In response to the increased need for assistance, HIAS’s work expanded and the staff introduced significant new initiatives. For example, in summer 1943, as mass murder of Europe’s Jews continued at a rapid pace, HIAS launched a “Refugee Relative Registration” program. The program helped Americans trying to figure out the fate of relatives abroad, and gave advice on how to sponsor these relatives for postwar immigration to the United States.

The HIAS/HICEM offices in Europe were displaced during World War II. When the war began in 1939, HIAS/HICEM’s European headquarters was in Paris. After Nazi Germany invaded France in 1940, the Paris office closed. The staff fled, reopening the office in Lisbon, in neutral Portugal. HICEM moved back to Paris in 1945, after France was liberated from Nazi rule. As the war drew to a close, HIAS/HICEM served Holocaust survivors, focusing especially on searching for missing family members, emigration, and repatriation concerns. In November 1945, HICEM dissolved and HIAS continued working to aid displaced persons in Europe.

After the Holocaust

In the years immediately following the end of World War II and the Holocaust, HIAS resettled more than 150,000 displaced persons in the United States, Canada, Australia, and South America.

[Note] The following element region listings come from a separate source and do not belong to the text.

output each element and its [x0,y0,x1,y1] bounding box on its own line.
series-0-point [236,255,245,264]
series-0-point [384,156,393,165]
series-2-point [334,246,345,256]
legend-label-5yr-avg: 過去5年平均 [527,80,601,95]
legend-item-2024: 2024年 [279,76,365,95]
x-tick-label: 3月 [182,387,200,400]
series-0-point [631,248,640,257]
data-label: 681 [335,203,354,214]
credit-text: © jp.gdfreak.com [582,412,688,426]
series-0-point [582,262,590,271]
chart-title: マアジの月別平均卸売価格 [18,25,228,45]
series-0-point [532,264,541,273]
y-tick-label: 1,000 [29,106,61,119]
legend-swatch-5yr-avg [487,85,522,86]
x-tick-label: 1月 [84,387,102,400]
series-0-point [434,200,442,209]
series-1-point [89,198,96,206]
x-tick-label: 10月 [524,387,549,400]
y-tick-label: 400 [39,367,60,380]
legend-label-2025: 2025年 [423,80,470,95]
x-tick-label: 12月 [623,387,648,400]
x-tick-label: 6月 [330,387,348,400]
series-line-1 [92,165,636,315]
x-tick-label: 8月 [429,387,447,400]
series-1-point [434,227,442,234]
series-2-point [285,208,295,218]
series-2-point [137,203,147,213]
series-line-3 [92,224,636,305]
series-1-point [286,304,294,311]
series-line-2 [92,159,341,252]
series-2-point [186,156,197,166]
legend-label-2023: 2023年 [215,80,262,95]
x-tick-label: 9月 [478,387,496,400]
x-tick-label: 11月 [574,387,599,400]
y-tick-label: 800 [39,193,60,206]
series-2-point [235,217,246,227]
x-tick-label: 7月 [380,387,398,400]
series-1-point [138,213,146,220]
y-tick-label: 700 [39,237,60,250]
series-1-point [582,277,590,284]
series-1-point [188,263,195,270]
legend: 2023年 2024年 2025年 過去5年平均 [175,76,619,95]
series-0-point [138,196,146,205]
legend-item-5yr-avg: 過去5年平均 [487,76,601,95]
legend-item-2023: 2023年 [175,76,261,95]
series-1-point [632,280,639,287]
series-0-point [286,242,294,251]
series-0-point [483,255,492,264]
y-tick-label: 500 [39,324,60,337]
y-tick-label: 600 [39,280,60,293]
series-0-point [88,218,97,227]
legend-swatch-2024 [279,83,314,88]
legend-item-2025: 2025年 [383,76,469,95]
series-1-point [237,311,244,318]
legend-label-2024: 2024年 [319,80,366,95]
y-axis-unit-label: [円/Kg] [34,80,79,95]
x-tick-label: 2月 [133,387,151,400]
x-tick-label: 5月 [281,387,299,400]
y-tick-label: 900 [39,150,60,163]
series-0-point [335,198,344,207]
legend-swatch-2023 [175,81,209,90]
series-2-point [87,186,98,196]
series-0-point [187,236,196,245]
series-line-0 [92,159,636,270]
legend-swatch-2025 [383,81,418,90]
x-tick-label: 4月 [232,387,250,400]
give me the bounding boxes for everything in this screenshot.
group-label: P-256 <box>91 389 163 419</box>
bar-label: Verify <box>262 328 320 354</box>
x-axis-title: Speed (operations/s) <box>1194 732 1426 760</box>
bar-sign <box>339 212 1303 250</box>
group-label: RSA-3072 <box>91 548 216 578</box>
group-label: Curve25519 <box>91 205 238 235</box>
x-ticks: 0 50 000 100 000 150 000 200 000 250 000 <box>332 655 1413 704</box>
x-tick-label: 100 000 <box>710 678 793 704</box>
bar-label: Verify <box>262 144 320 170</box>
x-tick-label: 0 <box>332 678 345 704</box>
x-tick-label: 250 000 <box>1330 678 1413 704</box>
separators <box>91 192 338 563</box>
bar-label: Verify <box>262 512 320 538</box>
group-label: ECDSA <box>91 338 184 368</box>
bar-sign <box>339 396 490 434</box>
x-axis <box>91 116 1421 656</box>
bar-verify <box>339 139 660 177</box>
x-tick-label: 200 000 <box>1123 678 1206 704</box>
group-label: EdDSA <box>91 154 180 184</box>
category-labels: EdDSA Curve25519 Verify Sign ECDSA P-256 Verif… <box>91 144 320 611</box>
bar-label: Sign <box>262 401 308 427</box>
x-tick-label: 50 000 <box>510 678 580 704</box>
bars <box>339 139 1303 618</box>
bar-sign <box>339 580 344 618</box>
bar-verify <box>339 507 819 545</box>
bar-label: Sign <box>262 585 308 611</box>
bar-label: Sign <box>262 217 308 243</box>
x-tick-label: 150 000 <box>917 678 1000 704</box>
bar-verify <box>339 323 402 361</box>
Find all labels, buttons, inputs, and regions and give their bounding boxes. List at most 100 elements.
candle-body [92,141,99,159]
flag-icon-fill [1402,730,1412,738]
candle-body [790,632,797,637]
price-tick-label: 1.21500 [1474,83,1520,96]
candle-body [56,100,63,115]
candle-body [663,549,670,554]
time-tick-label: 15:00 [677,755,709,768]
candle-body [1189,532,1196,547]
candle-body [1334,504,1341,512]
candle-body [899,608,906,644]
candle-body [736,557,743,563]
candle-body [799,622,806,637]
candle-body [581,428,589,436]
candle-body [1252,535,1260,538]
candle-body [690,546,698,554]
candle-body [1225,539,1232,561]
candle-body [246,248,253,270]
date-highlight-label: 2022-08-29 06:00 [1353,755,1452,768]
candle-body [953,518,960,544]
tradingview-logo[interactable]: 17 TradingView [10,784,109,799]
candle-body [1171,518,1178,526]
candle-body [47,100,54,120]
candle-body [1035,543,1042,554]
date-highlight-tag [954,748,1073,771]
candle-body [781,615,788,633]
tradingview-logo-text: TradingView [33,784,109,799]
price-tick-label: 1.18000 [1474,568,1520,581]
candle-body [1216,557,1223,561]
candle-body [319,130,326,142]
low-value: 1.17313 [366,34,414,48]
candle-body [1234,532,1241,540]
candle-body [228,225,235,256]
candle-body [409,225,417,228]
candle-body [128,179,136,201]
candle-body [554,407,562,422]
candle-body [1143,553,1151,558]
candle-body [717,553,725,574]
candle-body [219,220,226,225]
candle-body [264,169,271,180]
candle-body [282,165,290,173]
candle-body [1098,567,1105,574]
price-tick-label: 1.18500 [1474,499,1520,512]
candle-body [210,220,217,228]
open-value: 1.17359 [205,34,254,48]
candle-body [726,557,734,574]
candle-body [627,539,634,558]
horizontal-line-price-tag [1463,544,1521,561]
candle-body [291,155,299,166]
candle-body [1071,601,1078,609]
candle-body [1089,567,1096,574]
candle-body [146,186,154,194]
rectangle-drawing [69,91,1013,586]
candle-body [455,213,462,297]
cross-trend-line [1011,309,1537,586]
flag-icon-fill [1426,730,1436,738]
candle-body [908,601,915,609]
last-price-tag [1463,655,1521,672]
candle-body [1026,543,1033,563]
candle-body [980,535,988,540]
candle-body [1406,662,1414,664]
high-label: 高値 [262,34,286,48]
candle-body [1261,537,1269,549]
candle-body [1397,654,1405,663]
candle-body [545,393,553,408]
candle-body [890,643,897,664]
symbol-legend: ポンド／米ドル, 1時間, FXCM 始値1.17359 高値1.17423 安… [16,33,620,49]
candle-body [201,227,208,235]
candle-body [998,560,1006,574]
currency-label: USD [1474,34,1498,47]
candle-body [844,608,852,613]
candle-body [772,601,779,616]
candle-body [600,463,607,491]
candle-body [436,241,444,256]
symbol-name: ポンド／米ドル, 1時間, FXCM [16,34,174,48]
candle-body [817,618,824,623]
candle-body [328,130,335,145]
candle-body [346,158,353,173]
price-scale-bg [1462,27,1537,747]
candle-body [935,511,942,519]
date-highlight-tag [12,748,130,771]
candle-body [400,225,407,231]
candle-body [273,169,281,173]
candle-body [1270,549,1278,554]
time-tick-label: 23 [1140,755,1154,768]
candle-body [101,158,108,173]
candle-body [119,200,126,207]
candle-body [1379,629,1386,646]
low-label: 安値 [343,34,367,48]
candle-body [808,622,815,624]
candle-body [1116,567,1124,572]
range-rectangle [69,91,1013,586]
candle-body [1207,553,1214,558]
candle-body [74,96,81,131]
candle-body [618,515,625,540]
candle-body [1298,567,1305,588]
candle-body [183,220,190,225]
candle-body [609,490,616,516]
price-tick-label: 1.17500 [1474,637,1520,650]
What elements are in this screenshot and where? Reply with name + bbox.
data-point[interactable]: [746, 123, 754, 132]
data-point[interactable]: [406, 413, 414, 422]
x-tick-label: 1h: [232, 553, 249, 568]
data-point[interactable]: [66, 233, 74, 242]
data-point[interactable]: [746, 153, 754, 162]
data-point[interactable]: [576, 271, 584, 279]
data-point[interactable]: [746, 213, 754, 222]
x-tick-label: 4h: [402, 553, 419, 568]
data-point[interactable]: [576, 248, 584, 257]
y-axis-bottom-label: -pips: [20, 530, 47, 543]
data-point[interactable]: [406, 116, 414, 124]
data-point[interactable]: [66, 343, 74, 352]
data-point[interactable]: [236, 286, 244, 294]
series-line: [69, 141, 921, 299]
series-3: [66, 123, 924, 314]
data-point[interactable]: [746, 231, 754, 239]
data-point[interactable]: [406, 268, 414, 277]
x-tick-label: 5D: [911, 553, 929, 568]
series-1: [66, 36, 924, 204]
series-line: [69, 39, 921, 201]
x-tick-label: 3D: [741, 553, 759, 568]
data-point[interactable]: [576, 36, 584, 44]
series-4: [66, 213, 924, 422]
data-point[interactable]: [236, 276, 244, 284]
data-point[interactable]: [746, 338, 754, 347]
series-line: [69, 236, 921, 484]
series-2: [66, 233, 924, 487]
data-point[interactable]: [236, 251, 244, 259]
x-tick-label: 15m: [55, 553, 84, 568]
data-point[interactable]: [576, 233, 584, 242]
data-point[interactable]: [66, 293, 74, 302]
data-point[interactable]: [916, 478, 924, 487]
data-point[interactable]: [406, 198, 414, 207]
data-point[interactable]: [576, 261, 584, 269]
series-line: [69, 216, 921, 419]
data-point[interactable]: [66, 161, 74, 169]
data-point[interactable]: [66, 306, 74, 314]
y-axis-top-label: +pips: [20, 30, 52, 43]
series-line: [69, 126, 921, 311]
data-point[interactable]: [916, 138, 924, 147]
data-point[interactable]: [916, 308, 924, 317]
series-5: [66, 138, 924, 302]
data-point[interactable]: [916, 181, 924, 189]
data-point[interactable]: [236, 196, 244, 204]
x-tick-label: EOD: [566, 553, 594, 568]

After the passage of the Universal Declaration of Human Rights in 1948 and the 1951 United Nations Refugee Convention, HIAS expanded its reach to assist refugees around the world. In the years since the end of World War II, HIAS has provided aid to Jews from the Soviet Union, Cuba, Algeria, Libya, Ethiopia, and Iran; Vietnamese, Cambodians, and Laotians after the fall of Saigon in 1975; as well as refugees from Afghanistan, Bosnia, Bulgaria, Czechoslovakia, Ethiopia, Haiti, Hungary, Iran, Morocco, Poland, Romania, and Tunisia, among others.

HIAS Today

In 2018, HIAS was one of nine agencies contracted by the US State Department to assist refugees. Reflecting on its long history and current mission, HIAS president Mark Hetfield has said:

“We used to welcome refugees because they were Jewish. Today HIAS welcomes refugees because we are Jewish.”

With hate crimes and antisemitism in the United States on the rise, HIAS has become a subject of white nationalists’ attention. On October 27, 2018, after posting lies on social media about HIAS’s work on behalf of refugees, a white supremacist murdered 11 Jewish people at the Tree of Life Synagogue in Pittsburgh, Pennsylvania.